La mia gatta. La mia gatta giovane (nel senso che ho anche una gatta vecchia). A volte è là, non si capisce esattamente cosa le passa per la testa, molto probabilmente nulla (= presunzione umana).
E allora mi viene in mente "Alien" - e non ricordo se il primo o il secondo- insomma quello dove c'era una gatta. In quel film mi affascinava soprattutto il personaggio femminile, lei, da sola, in tutta la sua solitudine alleviata dalla presenza di un gatto (e secondo me poteva essere solo una gatta). Io, che sono affascinata dall'alienazione della fantascienza, in quel film che è uno dei capolavori del genere, amo soprattutto quella solitudine che non è poi solitudine, perché ci sono quei disdegnosi gesti felini, un lento leccarsi le zampine, uno sguardo ironico sulle miserie umane. Grande la presunzione di saper capire, di interpretare, di immaginare mondi animali compassionevoli nei nostri confronti - guai a scoprire il vuoto che forse si cela dietro gli occhi azzurri di Micina.

sabato 22 ottobre 2011

Evviva i dinosauri! ( e se usassi la maiuscola? i Dinosauri?)



Ieri sera Della Valle si risentiva (garbatamente, peraltro) delle critiche rivolte al suo ormai famoso e sgrammaticato discorso da Ezio Mauro. Critiche, appunto, sugli errori di grammatica usata piuttosto disinvoltamente dal simpatico imprenditore. Io sto dalla parte di Ezio Mauro, che su questo punto cita l'indimenticabile "chi parla male, pensa male" di Nanni Moretti. Della Valle gli ha dato del professorino, sembra che sia un insulto, per quanto innocente.

Ogni tanto anche a me vengono ubbie, leggeri fastidi, a vedere errori di ortografia perfino in esimi critici letterari, urtano la mia sensibilità di professorina.

E mi inducono a riflettere sui cambiamenti linguistici.

Esempio: sempre più nelle mie letture trovo che si scrive con la minuscola il nome proprio di popolo anche quando è un sostantivo ( i greci, i romani, gli inglesi, invece che i Greci, i Romani, gli Inglesi); indubbiamente piccola cosa, ma che mi infastidisce. E poi, se ormai tutti non usano più questa regola, la devo abbandonare anch'io? è ormai desueta? Suona come errore la mia ortografia?

E la «i» di "ciliegie" la devo ancora usare? Posso comprare le ciliegie da chi espone i suoi cartelli con un gigantesco CILIEGE?

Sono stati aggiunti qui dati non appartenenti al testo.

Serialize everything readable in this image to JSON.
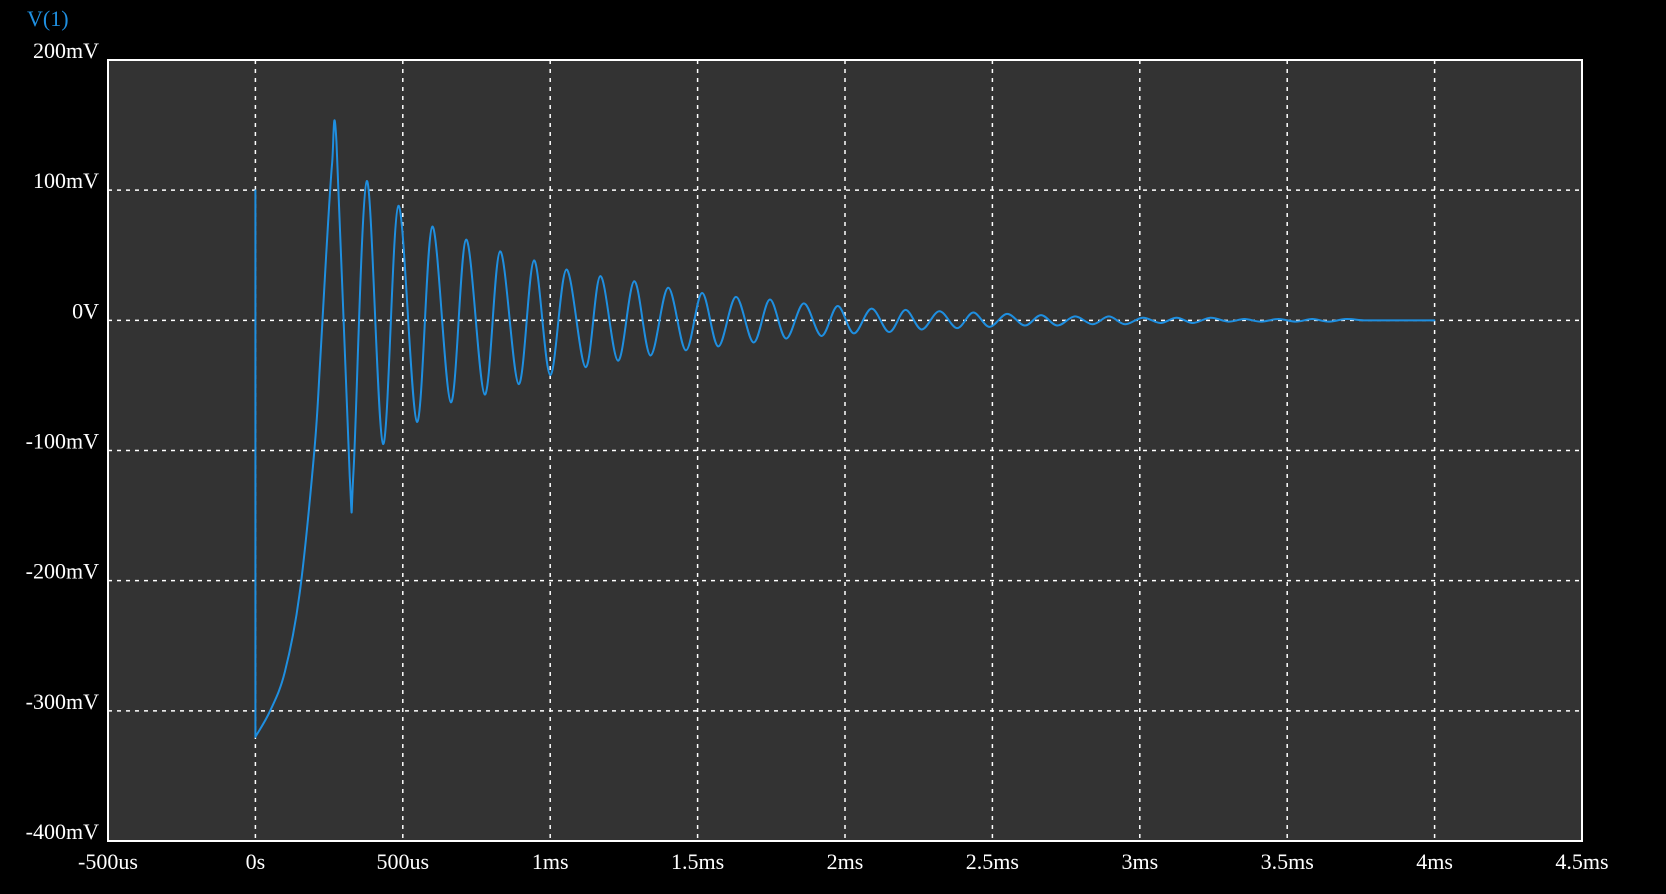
{
  "colors": {
    "background": "#000000",
    "plot_area": "#333333",
    "frame": "#ffffff",
    "grid": "#ffffff",
    "trace": "#1f8fe0",
    "text": "#ffffff"
  },
  "chart_data": {
    "type": "line",
    "title": "",
    "xlabel": "",
    "ylabel": "",
    "grid": true,
    "xlim": [
      -0.0005,
      0.0045
    ],
    "ylim": [
      -0.4,
      0.2
    ],
    "x_ticks": [
      {
        "value": -0.0005,
        "label": "-500us"
      },
      {
        "value": 0,
        "label": "0s"
      },
      {
        "value": 0.0005,
        "label": "500us"
      },
      {
        "value": 0.001,
        "label": "1ms"
      },
      {
        "value": 0.0015,
        "label": "1.5ms"
      },
      {
        "value": 0.002,
        "label": "2ms"
      },
      {
        "value": 0.0025,
        "label": "2.5ms"
      },
      {
        "value": 0.003,
        "label": "3ms"
      },
      {
        "value": 0.0035,
        "label": "3.5ms"
      },
      {
        "value": 0.004,
        "label": "4ms"
      },
      {
        "value": 0.0045,
        "label": "4.5ms"
      }
    ],
    "y_ticks": [
      {
        "value": 0.2,
        "label": "200mV"
      },
      {
        "value": 0.1,
        "label": "100mV"
      },
      {
        "value": 0,
        "label": "0V"
      },
      {
        "value": -0.1,
        "label": "-100mV"
      },
      {
        "value": -0.2,
        "label": "-200mV"
      },
      {
        "value": -0.3,
        "label": "-300mV"
      },
      {
        "value": -0.4,
        "label": "-400mV"
      }
    ],
    "series": [
      {
        "name": "V(1)",
        "color": "#1f8fe0",
        "x": [
          0,
          0,
          0,
          5e-05,
          0.0001,
          0.00015,
          0.0002,
          0.00022,
          0.00024,
          0.00026,
          0.000275,
          0.00032,
          0.000333,
          0.000378,
          0.000433,
          0.000485,
          0.000548,
          0.0006,
          0.000663,
          0.000715,
          0.000778,
          0.00083,
          0.000893,
          0.000945,
          0.001,
          0.001055,
          0.00112,
          0.00117,
          0.00123,
          0.001285,
          0.00134,
          0.0014,
          0.00146,
          0.001515,
          0.00157,
          0.00163,
          0.00169,
          0.001745,
          0.0018,
          0.00186,
          0.00192,
          0.001975,
          0.00203,
          0.00209,
          0.00215,
          0.002205,
          0.00226,
          0.00232,
          0.00238,
          0.002435,
          0.00249,
          0.00255,
          0.00261,
          0.002665,
          0.00272,
          0.00278,
          0.00284,
          0.002895,
          0.00295,
          0.00301,
          0.00307,
          0.003125,
          0.00318,
          0.00324,
          0.0033,
          0.003355,
          0.00341,
          0.00347,
          0.00353,
          0.003585,
          0.00364,
          0.0037,
          0.00376,
          0.003815,
          0.00387,
          0.00393,
          0.004
        ],
        "y": [
          0.1,
          -0.32,
          -0.32,
          -0.3,
          -0.27,
          -0.21,
          -0.1,
          -0.03,
          0.05,
          0.12,
          0.137,
          -0.12,
          -0.115,
          0.107,
          -0.095,
          0.088,
          -0.078,
          0.072,
          -0.063,
          0.062,
          -0.057,
          0.053,
          -0.049,
          0.046,
          -0.042,
          0.039,
          -0.036,
          0.034,
          -0.031,
          0.03,
          -0.027,
          0.025,
          -0.023,
          0.021,
          -0.02,
          0.018,
          -0.017,
          0.016,
          -0.014,
          0.013,
          -0.012,
          0.011,
          -0.01,
          0.009,
          -0.009,
          0.008,
          -0.007,
          0.007,
          -0.006,
          0.006,
          -0.005,
          0.005,
          -0.004,
          0.004,
          -0.004,
          0.003,
          -0.003,
          0.003,
          -0.003,
          0.002,
          -0.002,
          0.002,
          -0.002,
          0.002,
          -0.001,
          0.001,
          -0.001,
          0.001,
          -0.001,
          0.001,
          -0.001,
          0.001,
          0,
          0,
          0,
          0,
          0
        ]
      }
    ]
  }
}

Qualcuno potrebbe ribattere: «Ogni giorno ci troviamo di fronte ad una massiccia, volgarissima, disperante violazione delle regole perpetrata dai nostri governanti su questioni di estrema importanza e tu ti scandalizzi per queste piccolezze?».

E' vero, ma forse quel che succede nella lingua è simile a quel che succede nella società. Le regole, si sa, non sono eterne, cambiano con il cambiare delle condizioni storiche, la grammatica nel suo complesso trae dalla lingua parlata delle leggi che poi propone come modelli per parlare e scrivere in modo corretto, ma la lingua cambia e prima o poi anche la grammatica deve mutare. Così, nella vita civile, le leggi del passato devono adeguarsi ai cambiamenti della società.

Chi oggi si scandalizza di fronte all'indegno spettacolo di questi nostri impresentabili governanti è considerato un conservatore, un dinosauro (e per chi ha fatto il '68 è proprio dura...); ma le nuove regole non scritte ed esibite sono queste? Corruzione, becera demagogia, cronica carenza di senso etico e di senso dello Stato (si scrive con la maiuscola?), elogio del furbo e dileggio dell'onesto (mi verrebbe voglia di scriverli con la maiuscola, almeno l'«onesto»), e chi più ne ha più ne metta...

Addio, vado a vivere con i dinosauri.